La tua capacità di impegnarti in relazioni sociali ed economiche di ogni tipo è già determinata dalla qualità del tuo processore. All’estremità inferiore dello spettro economico, il disoccupato con lo smartphone si accaparra il passaggio più economico su Craigslist (dove l’autostop era una pari opportunità). All’estremità superiore, il trader high-frequency - come il Bitcoin miner - beneficia direttamente della potenza di elaborazione dei suoi computer (rendendo imparziali, al confronto, le vecchie intermediazioni).
È impensabile che l’eguaglianza digitale possa essere costruita su un terreno così irregolare. Il divario tra ricchi e poveri non è relegato solo alle nazioni all’avanguardia per la digitalizzazione. Più l’accesso digitale sarà diffuso, più vedremo accelerare la polarizzazione sociale ed economica. Il capitalismo produce e fa circolare le ultime innovazioni più velocemente di qualsiasi sistema mai esistito prima d’ora ma, contemporaneamente, produce disparità sempre crescenti: laddove, un tempo, i cavalieri dominavano sui pedoni, i bombardieri sfilano ora sopra gli automobilisti.1 E il problema non è solo che il capitalismo rappresenta una concorrenza sleale, ma risiede anche nel fatto che impone questa competizione su ogni aspetto della vita. La digitalizzazione rende possibile includere gli aspetti più intimi delle nostre relazioni nella sua logica.

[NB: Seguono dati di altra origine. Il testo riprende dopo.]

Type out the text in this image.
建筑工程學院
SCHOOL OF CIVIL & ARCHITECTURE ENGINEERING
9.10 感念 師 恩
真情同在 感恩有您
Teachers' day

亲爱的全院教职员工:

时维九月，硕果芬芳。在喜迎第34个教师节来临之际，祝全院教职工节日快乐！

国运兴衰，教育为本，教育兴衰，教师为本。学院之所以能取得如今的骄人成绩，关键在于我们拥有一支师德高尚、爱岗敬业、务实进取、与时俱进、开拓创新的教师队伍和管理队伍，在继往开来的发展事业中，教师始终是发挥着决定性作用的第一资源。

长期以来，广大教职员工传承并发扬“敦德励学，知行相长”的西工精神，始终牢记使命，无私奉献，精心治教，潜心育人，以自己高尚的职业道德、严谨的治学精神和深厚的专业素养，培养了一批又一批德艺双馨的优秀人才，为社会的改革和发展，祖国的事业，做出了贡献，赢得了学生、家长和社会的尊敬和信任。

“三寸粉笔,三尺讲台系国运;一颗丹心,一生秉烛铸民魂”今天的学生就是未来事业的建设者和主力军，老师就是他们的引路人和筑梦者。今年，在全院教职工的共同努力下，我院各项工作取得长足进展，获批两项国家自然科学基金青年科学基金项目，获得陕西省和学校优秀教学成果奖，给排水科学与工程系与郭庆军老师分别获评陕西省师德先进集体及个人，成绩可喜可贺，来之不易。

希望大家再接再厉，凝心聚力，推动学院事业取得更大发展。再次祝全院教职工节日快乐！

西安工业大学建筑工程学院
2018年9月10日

Il divario digitale non si estende solo tra individui e dati demografici; corre attraverso ciascuno di noi. In un’era di precarietà, quando tutti occupano contemporaneamente più posizioni sociali ed economiche mutevoli, le tecnologie digitali ci abilitano selettivamente in base ai modi in cui siamo privilegiati nascondendo i modi in cui siamo emarginati. Il dottorando che ha solo 50 dollari comunica con altri debitori attraverso i social, ma è più probabile che questi condividano i loro curricula o scrivano una recensione su un ristorante anziché organizzare uno sciopero del debito.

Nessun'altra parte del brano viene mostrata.